The rapid growth of the e-Sports industry is helping brand owners increase video game awareness, expand user base and improve loyalty. And if you can make a ton of money in the process, then why not?

The e-Sports industry has become so attractive, in fact, that Nielson, the world’s leading market research firm, famous for inventing the “TRP” rating, felt that the time has to come to launch a new unit to track the e-Sports market. Out of that was born Esport24, a service to track syndicated sponsorships for e-Sports tournaments. What it does is to use the same methods that conventional sports rights holders use to benchmark the performance of their assets.

Nielson says that the playoff rounds of major 2017 e-Sports tournaments measured by Esport24, generated $75,000 to $17 million in sponsorship value.

With companies like Amazon, Microsoft, Activision Blizzard and many more having skin the game, the growth is all but guaranteed from here.

Want to know how serious this has gotten already?

Activision Blizzard opened its Blizzard Arena last week in Burbank, California. The live event destination for video gamers had its inaugural season over the weekend, where the company brought together gamers for its Overwatch Contenders Playoffs. The Hearthstone Summer Championship that’s part of the tour is this weekend:

“The Overwatch Contenders Playoffs will run the weekend of October 7–8 and serve as the grand opening event of Blizzard Arena Los Angeles. The top Overwatch Contenders teams from Europe and North America will arrive to battle over prize pools and regional dominance as they take center stage at the Arena.

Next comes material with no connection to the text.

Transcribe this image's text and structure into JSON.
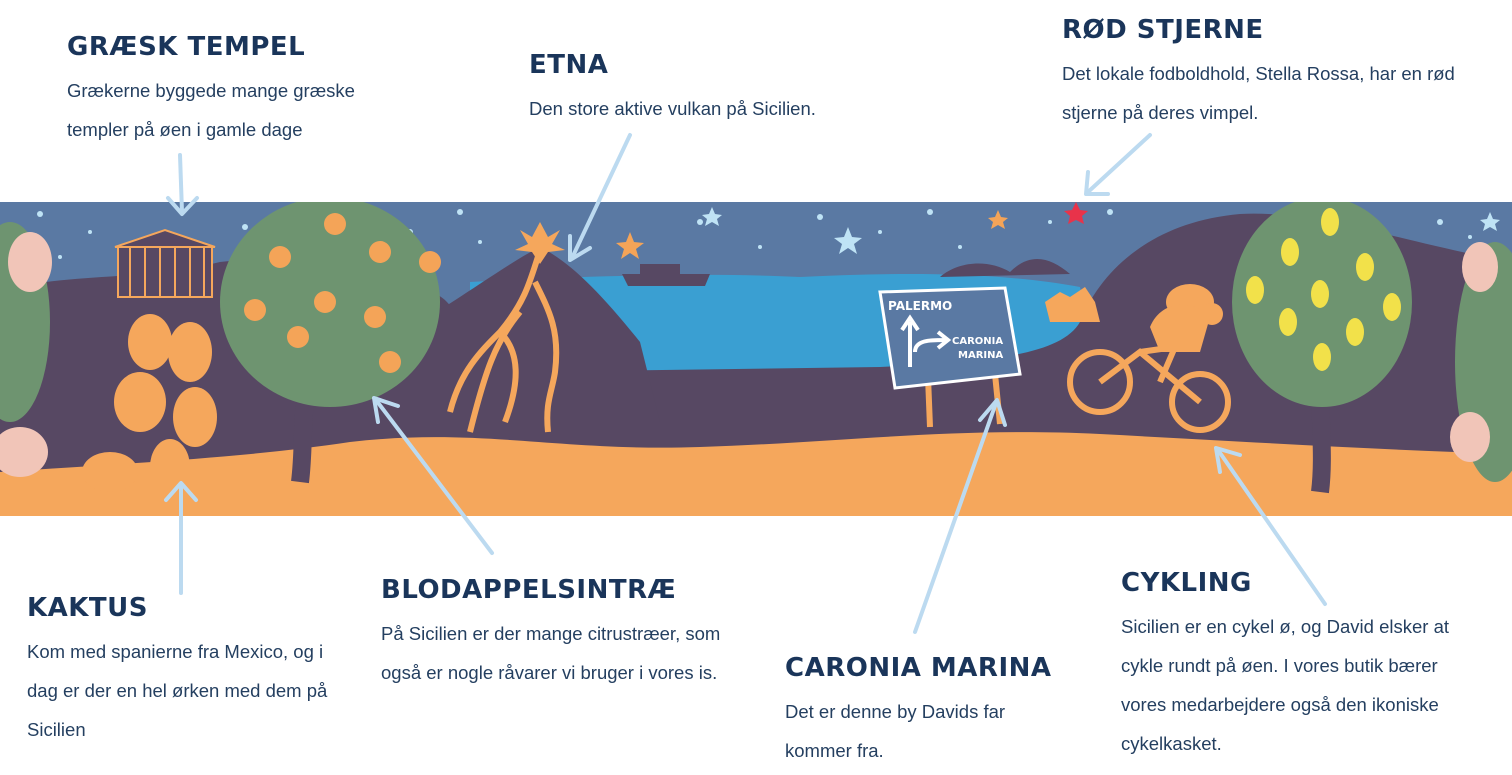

On October 13, the Summer Championship for the Hearthstone Championship Tour takes over the Arena for a full weekend of championship competition with $250,000 on the line. The players left standing will be the final entrants in the Hearthstone World Championship, scheduled for early 2018.” – Activision Blizzard

If you have any level of interest in video gaming, this is the segment you need to keep an eye on.